Deliciously moist Chocolate Chip and Banana Muffins made with ripe bananas and mini chocolate chips, perfect for breakfast or a sweet snack. These muffins are easy to prepare and offer a warm, comforting treat with a tender crumb and a delightful blend of banana sweetness and chocolate richness.


Ingredients

Scale

Wet Ingredients

  • 1 1/2 cups sugar
  • 1 1/2 sticks unsalted butter, melted
  • 2 cups mashed overripe bananas (about 6 bananas)
  • 3 large eggs

Dry Ingredients

  • 2 3/4 cups all-purpose flour
  • 2 1/2 teaspoons baking soda
  • 1 teaspoon kosher salt

Add-ins

  • 1 cup mini chocolate chips (6 ounces)


Instructions

  1. Preheat Oven and Prepare Pans: Preheat your oven to 350°F (175°C) and line two 12-cup muffin tins with paper liners to ensure easy removal and cleanup.
  2. Mix Wet Ingredients: In a large bowl, combine the sugar, melted butter, mashed overripe bananas, and eggs. Stir well until the mixture is smooth and evenly blended.
  3. Whisk Dry Ingredients: In a separate medium bowl, whisk together the all-purpose flour, baking soda, and kosher salt to distribute the leavening agents and salt evenly throughout the flour.
  4. Combine Wet and Dry: Gradually add the dry ingredients into the wet ingredients, mixing gently until just combined.
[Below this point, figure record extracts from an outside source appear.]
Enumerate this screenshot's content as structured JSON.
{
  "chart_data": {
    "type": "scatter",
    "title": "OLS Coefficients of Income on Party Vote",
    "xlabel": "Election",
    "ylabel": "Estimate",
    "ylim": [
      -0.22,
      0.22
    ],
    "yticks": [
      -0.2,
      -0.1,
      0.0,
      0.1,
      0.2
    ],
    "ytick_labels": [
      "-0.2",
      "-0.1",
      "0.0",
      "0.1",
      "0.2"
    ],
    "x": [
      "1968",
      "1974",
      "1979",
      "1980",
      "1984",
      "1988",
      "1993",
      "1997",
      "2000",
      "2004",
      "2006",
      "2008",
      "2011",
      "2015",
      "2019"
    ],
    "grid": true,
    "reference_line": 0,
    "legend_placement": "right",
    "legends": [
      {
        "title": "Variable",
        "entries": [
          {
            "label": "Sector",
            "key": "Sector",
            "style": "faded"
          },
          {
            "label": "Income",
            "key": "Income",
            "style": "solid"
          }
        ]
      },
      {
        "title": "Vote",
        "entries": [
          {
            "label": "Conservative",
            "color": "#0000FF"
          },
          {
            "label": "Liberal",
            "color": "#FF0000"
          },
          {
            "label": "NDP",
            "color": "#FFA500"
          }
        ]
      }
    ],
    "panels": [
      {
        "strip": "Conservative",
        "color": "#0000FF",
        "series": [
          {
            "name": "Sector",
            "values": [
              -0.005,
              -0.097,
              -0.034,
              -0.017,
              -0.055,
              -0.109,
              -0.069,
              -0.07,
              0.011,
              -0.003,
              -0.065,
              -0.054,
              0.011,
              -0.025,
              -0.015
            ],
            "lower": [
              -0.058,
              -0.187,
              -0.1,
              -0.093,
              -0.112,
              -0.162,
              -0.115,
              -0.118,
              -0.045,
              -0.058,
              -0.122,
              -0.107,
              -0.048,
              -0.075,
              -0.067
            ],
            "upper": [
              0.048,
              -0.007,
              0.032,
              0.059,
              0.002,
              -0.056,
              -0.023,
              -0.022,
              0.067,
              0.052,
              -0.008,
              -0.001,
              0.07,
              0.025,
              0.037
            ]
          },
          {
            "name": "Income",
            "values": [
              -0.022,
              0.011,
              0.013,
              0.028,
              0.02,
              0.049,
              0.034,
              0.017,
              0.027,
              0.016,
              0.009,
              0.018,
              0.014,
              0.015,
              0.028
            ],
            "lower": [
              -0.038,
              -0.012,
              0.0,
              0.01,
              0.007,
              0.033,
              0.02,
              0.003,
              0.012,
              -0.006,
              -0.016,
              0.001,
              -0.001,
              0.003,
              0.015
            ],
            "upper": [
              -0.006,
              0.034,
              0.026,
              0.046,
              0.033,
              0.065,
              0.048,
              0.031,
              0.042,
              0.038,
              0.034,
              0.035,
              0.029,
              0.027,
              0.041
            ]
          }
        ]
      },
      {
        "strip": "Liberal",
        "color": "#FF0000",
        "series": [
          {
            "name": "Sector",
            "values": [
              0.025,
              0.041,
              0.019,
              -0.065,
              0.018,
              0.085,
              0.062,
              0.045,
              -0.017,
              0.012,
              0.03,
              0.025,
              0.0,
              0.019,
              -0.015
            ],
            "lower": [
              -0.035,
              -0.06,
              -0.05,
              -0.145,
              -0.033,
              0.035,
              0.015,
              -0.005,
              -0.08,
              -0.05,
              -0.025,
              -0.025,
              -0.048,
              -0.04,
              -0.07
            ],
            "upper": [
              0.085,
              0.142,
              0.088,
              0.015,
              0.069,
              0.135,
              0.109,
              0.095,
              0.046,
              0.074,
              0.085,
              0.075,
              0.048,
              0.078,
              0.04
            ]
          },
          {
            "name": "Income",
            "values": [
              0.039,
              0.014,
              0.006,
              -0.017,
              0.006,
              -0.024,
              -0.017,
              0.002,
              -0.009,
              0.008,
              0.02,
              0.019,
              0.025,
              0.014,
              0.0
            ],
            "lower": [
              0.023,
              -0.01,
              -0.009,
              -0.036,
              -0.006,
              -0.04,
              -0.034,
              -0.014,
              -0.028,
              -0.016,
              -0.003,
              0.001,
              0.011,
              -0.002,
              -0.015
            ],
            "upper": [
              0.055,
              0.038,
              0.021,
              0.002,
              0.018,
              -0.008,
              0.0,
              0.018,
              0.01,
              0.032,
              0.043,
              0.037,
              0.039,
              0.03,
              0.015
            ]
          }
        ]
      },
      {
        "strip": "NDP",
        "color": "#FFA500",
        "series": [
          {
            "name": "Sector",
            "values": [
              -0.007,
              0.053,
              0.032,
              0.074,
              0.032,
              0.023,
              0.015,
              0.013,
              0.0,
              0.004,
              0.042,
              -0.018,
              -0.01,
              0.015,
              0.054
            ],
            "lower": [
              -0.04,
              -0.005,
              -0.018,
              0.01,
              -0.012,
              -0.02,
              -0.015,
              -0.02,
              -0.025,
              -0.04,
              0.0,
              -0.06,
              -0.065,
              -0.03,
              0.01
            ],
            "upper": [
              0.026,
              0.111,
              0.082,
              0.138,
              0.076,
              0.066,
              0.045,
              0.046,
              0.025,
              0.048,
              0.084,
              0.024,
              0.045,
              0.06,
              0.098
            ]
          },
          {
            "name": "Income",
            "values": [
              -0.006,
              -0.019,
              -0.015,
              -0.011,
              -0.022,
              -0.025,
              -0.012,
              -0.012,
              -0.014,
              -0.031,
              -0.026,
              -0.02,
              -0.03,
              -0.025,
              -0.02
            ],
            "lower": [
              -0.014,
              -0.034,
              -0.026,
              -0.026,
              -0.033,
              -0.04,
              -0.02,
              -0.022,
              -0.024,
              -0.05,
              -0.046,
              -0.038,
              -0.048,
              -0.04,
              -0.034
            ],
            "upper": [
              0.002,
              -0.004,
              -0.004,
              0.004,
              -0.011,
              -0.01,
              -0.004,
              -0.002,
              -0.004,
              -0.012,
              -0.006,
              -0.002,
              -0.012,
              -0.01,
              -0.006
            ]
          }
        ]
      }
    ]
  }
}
Avoid overmixing to keep the muffins tender.
  5. Fold in Chocolate Chips: Carefully fold in the mini chocolate chips, ensuring they are evenly distributed throughout the batter.
  6. Fill Muffin Cups: Spoon the batter into the prepared muffin cups, filling each about two-thirds full to allow room for rising during baking.
  7. Bake: Place the muffin tins in the preheated oven and bake for approximately 28 minutes, or until a toothpick inserted in the center of a muffin comes out with a few moist crumbs.
  8. Cool Muffins: Allow the muffins to cool in the tins for 10 minutes before transferring them to a wire rack to cool completely, preventing sogginess and ensuring the perfect texture.

Notes

  • Use overripe bananas for the best natural sweetness and flavor.
  • Do not overmix the batter to maintain a light and fluffy muffin texture.
  • Mini chocolate chips distribute more evenly throughout the muffins compared to regular size chips.
  • Store muffins in an airtight container at room temperature for up to 3 days or freeze for longer storage.